At some point in your young son’s life, he will accompany you for the first time into a locker room. The experience won’t be particularly noteworthy for you because you’re a grown man who’s been to a pool or a gym or experienced summer camp or gym class or life on Earth, which sometimes involves lockers, in general. But, for your son, it has the potential to be awkward or downright frightening to suddenly be surrounded by strange men in various degrees of undress if you haven’t had a basic conversation with him about human bodies. Fortunately, that conversation is easily had and easily understood by your toddler, who can process and handle more than you might think. Unfortunately, that conversation might make you feel weird. But it’s only weird if you make it weird.

Think of the locker room as a teaching opportunity — a classroom for casual nudity, healthy body image, and sexual understanding. “When you boil it down, it’s a discussion about body parts. It’s really easy,” says Stacey Honowitz, supervisor of the Sex Crimes and Child Abuse Unit for the Florida State Attorney’s office and author of Genius With a Penis, Don’t Touch. “It comes down to logic and common sense. It’s when you hide it, when you shelter kids from things, that they become unaware and you run into problems.” Still, like any good lesson, some prep-work is needed to drive it home.

Preparing kids for the locker room starts with talking about penises and vaginas. Those conversations should feature anatomically correct words, not euphemisms, and can start as early as age three. “Whenever you start teaching them about their body parts — when they start saying ‘There’s my nose, there’s my elbow’ — that’s how you get into the private parts,” Honowitz says. “You also want to talk about the fact that every boy and every man has that same private part of their body, but in boys it’s smaller and it changes and grows as boys get older and become men.”

As boys leave the toddler phase and get a little bit older, you’ll employ the same technique of logic and forthrightness to layer on additional important details and nuances. Either that, or you’re going to end up fielding a lot of uncomfortable questions in public restrooms.

“Talk about the fact that we all come in different shapes and sizes and that body shaming is a form of bullying. You shouldn’t shame someone for what their body looks like and the same holds true for anybody’s private parts,” Honowitz says. The other piece of the conversation, she notes, is the idea that each person’s private parts are theirs alone. “You never want anybody to make you feel uncomfortable, whether they make a comment, try to touch you, or try to make you touch them. If they do, that is something you have to report.” It might seem awkward, but kids are remarkably perceptive and will understand.

Once you’ve had those basic anatomy conversations, set aside some time to talk with your son when that first locker room experience is nigh. Using the same plain, logical language as before, explain what the locker room is, why it exists, and what you do in there. “Tell them, ‘This place is designated for changing and you might see someone else’s privates. We don’t do that on the outside, in public, but in this place, it’s allowed,’” says Honowitz. It’s important to also remind your kid that the rules of privacy and body shaming apply equally inside and outside the locker room. They would not comment on other peoples’ bodies outside of the locker room and they shouldn’t comment inside the locker room either.

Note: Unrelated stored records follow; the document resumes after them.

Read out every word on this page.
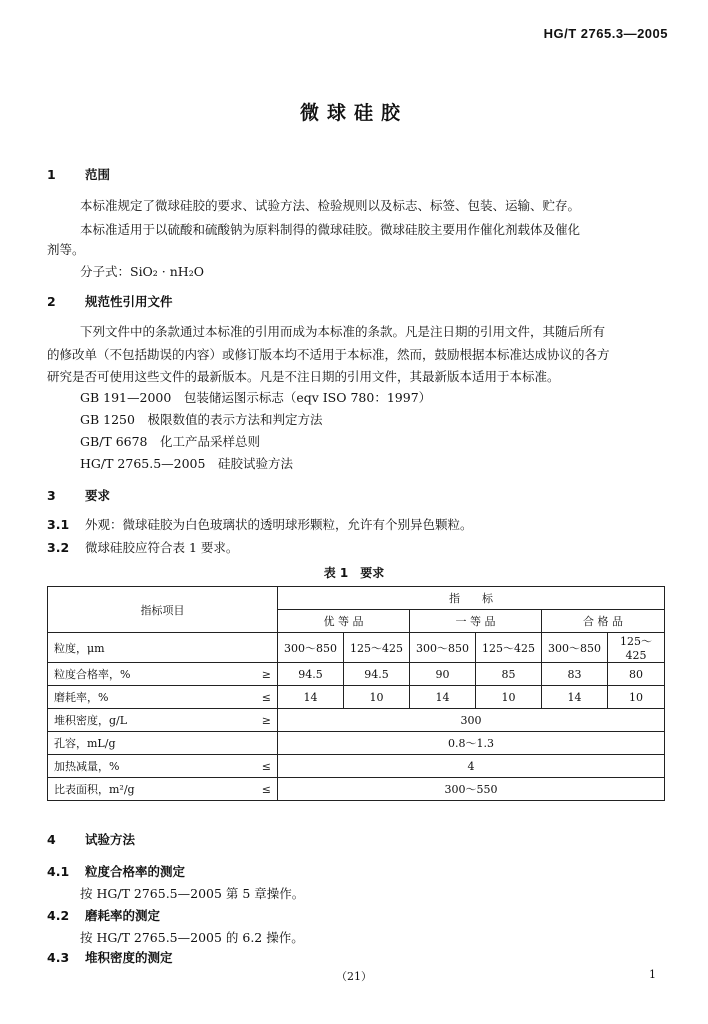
HG/T 2765.3—2005
微球硅胶
1 范围
本标准规定了微球硅胶的要求、试验方法、检验规则以及标志、标签、包装、运输、贮存。
本标准适用于以硫酸和硫酸钠为原料制得的微球硅胶。微球硅胶主要用作催化剂载体及催化
剂等。
分子式：SiO₂ · nH₂O
2 规范性引用文件
下列文件中的条款通过本标准的引用而成为本标准的条款。凡是注日期的引用文件，其随后所有
的修改单（不包括勘误的内容）或修订版本均不适用于本标准，然而，鼓励根据本标准达成协议的各方
研究是否可使用这些文件的最新版本。凡是不注日期的引用文件，其最新版本适用于本标准。
GB 191—2000　包装储运图示标志（eqv ISO 780：1997）
GB 1250　极限数值的表示方法和判定方法
GB/T 6678　化工产品采样总则
HG/T 2765.5—2005　硅胶试验方法
3 要求
3.1 外观：微球硅胶为白色玻璃状的透明球形颗粒，允许有个别异色颗粒。
3.2 微球硅胶应符合表 1 要求。
表 1　要求
指标项目		指　　标					
		优 等 品		一 等 品		合 格 品	
粒度，μm		300～850	125～425	300～850	125～425	300～850	125～425
粒度合格率，%	≥	94.5	94.5	90	85	83	80
磨耗率，%	≤	14	10	14	10	14	10
堆积密度，g/L	≥	300					
孔容，mL/g		0.8～1.3					
加热减量，%	≤	4					
比表面积，m²/g	≤	300～550					
4 试验方法
4.1 粒度合格率的测定
按 HG/T 2765.5—2005 第 5 章操作。
4.2 磨耗率的测定
按 HG/T 2765.5—2005 的 6.2 操作。
4.3 堆积密度的测定
（21）	1
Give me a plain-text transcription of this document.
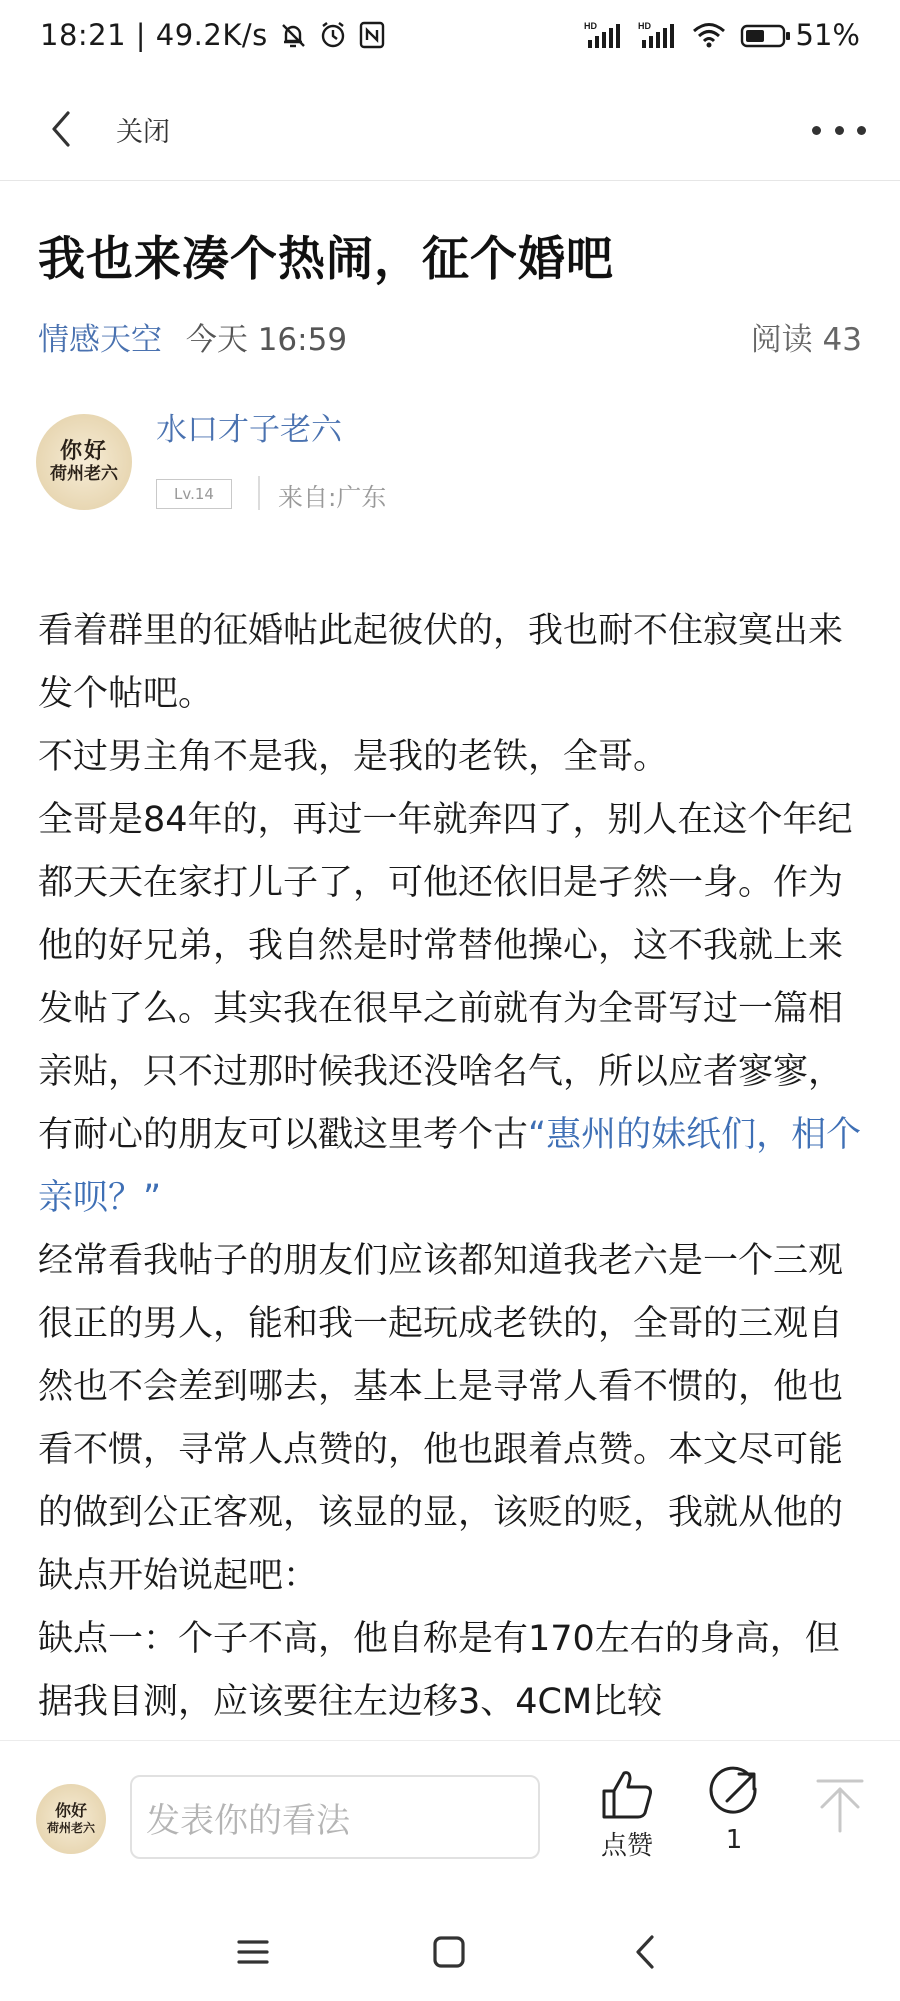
18:21 | 49.2K/s	HD	HD	51%
关闭
我也来凑个热闹，征个婚吧
情感天空 今天 16:59	阅读 43
你好
荷州老六
水口才子老六
Lv.14	来自:广东

看着群里的征婚帖此起彼伏的，我也耐不住寂寞出来发个帖吧。

不过男主角不是我，是我的老铁，全哥。

全哥是84年的，再过一年就奔四了，别人在这个年纪都天天在家打儿子了，可他还依旧是孑然一身。作为他的好兄弟，我自然是时常替他操心，这不我就上来发帖了么。其实我在很早之前就有为全哥写过一篇相亲贴，只不过那时候我还没啥名气，所以应者寥寥，有耐心的朋友可以戳这里考个古“惠州的妹纸们，相个亲呗？”

经常看我帖子的朋友们应该都知道我老六是一个三观很正的男人，能和我一起玩成老铁的，全哥的三观自然也不会差到哪去，基本上是寻常人看不惯的，他也看不惯，寻常人点赞的，他也跟着点赞。本文尽可能的做到公正客观，该显的显，该贬的贬，我就从他的缺点开始说起吧：

缺点一：个子不高，他自称是有170左右的身高，但据我目测，应该要往左边移3、4CM比较

你好
荷州老六 发表你的看法
点赞	1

It might also be worth noting that Barbicide is a bad thing to drink and that locks aren’t toys. But those are conversations you can also have in front of towel-wearing men.

“Using a locker room is an activity that’s going to start early and go on for the rest of their lives,” Honowitz says. “As long as they know about their privates and they know the parameters — we all have them, some people’s look different than others’, we don’t make fun, and we know no one can touch us and we can’t touch them — you’re going to be fine. It’s not going to be scary.”